TechEd - FIM Best Practices

This was a great session from Carol WapshereMVP (@miss_miis) about the essential ingredients of a successful identity management project using FIM – Microsoft ForeFront Identity Manager.



The current latest and greatest is FIM 2010 R2 and it has the following technical components:

• Synchronisation Service – connects matched objects in directories and applications
• Password Synchronisation – updates passwords of joined use accounts following AD password changed.
• Portal and Service (added with 2010) – SharePoint based portal for user administration, self-service and workflow.
• Self-Service Password reset – greatly improved with 2010 R2.
• Reporting – new to 2010 R2. Audit and reporting using System Center Data Warehouse.
• Role Management – new component, acquisition of a third party component. BHOLD and RBAC System Role modelling, role assignment, compliance.
• Certificate Manager – Request and renew certificates



A critical point about FIM to understand is that it is a state based system.

• What is the current state of the object
• What is the future state of the object
• It doesn’t care about how or who.



And the essential ingredients for a successful FIM project are suprisingly familiar.

Planning

• Who’s driving – why now?
• Often IT led efficiency initiatives don’t go anywhere unless there is a compelling reason.



Understand the environment

• Get account policies in writing
• Talk to the people who really know
• Data analysis.

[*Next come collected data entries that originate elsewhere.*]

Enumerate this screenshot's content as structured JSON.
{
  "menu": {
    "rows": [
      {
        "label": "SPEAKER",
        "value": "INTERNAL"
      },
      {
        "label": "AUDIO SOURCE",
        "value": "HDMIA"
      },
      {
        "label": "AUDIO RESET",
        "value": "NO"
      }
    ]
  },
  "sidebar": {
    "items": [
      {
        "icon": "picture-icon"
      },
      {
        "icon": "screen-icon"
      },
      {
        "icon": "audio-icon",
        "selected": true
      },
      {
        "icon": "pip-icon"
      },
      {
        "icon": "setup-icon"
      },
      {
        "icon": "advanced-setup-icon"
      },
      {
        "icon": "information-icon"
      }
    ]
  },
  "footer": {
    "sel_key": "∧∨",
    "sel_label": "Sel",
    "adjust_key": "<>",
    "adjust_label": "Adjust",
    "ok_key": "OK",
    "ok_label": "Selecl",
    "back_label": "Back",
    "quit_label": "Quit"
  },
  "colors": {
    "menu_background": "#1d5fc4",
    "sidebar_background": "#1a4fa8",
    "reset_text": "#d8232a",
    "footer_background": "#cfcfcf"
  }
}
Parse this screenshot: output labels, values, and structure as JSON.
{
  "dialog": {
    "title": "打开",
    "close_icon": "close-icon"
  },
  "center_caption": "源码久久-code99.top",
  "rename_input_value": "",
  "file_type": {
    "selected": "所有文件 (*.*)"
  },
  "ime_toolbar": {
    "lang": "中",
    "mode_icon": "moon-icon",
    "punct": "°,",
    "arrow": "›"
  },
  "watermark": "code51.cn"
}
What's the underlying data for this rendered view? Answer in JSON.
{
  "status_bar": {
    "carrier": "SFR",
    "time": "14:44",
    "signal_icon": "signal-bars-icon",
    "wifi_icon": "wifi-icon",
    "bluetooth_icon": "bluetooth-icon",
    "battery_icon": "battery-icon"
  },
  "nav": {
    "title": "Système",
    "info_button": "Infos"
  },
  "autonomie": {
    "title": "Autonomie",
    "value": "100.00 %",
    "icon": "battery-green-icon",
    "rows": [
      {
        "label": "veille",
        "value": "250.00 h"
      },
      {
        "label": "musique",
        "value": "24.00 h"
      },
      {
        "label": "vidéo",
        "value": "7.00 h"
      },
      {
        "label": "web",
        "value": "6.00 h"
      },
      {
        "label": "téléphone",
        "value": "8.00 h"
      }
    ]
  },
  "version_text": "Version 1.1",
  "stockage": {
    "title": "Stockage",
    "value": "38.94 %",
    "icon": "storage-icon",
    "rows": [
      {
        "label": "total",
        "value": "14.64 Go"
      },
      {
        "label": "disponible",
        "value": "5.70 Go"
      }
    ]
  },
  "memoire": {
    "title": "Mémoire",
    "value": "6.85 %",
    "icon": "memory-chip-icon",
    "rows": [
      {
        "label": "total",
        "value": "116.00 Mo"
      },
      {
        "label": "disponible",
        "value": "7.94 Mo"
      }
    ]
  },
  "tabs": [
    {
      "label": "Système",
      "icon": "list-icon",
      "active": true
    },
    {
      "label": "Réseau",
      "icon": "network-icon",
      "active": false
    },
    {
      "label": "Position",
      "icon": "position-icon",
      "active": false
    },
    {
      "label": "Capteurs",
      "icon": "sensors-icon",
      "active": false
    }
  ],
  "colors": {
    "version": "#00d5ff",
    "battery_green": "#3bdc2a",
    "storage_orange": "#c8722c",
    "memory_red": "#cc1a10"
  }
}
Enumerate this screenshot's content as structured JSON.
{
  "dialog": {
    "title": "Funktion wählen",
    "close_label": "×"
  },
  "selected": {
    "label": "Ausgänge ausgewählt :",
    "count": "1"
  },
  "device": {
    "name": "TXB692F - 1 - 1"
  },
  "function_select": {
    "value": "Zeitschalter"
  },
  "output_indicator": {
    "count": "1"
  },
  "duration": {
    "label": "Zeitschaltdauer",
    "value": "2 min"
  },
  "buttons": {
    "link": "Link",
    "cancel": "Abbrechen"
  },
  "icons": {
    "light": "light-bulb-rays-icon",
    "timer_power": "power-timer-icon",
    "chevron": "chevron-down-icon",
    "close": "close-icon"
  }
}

There can be a lot of B/A work required to ensure success.



Get the requirements

• Essential v desirable
• Focus on outcomes, not current processes
• Get specifics
• Don’t try to do everything at once.
• Typical project scope management issues are typical in identity management projects.



FIM is an extensible product, with the following components the extension points:

• The Sync service
• Custom workflow
• Web services



Like most COTS products, the same rules and common sense apply:

• Use out of the box before extending wherever possible
• Use only support methods – see MSDN documentation for guidance.

**Get a full production data set for Dev and Test**

• Rules must be able to deal with real, not idealised data
• Joins and data cleaning analysis
• Identify exceptions
• Understand scale

When FIM is running in Prod, it will impact real accounts – so it is worth the effort to get Prod data into Dev and encounter these issues early.



Expect teething problems

• Production data and practices may bring surprises
• People suddenly remember vital requirements
• Confusing about what can be changed where



On-going Administration

• It’s not a “set and forget” system
• Data errors and duplicates will happen
• Business rules will change



Key takeaway points:

• Understand the environment
• Develop for automation
• Be realistic



As I said earlier, these principles apply to most IT products but good to get them reinforced.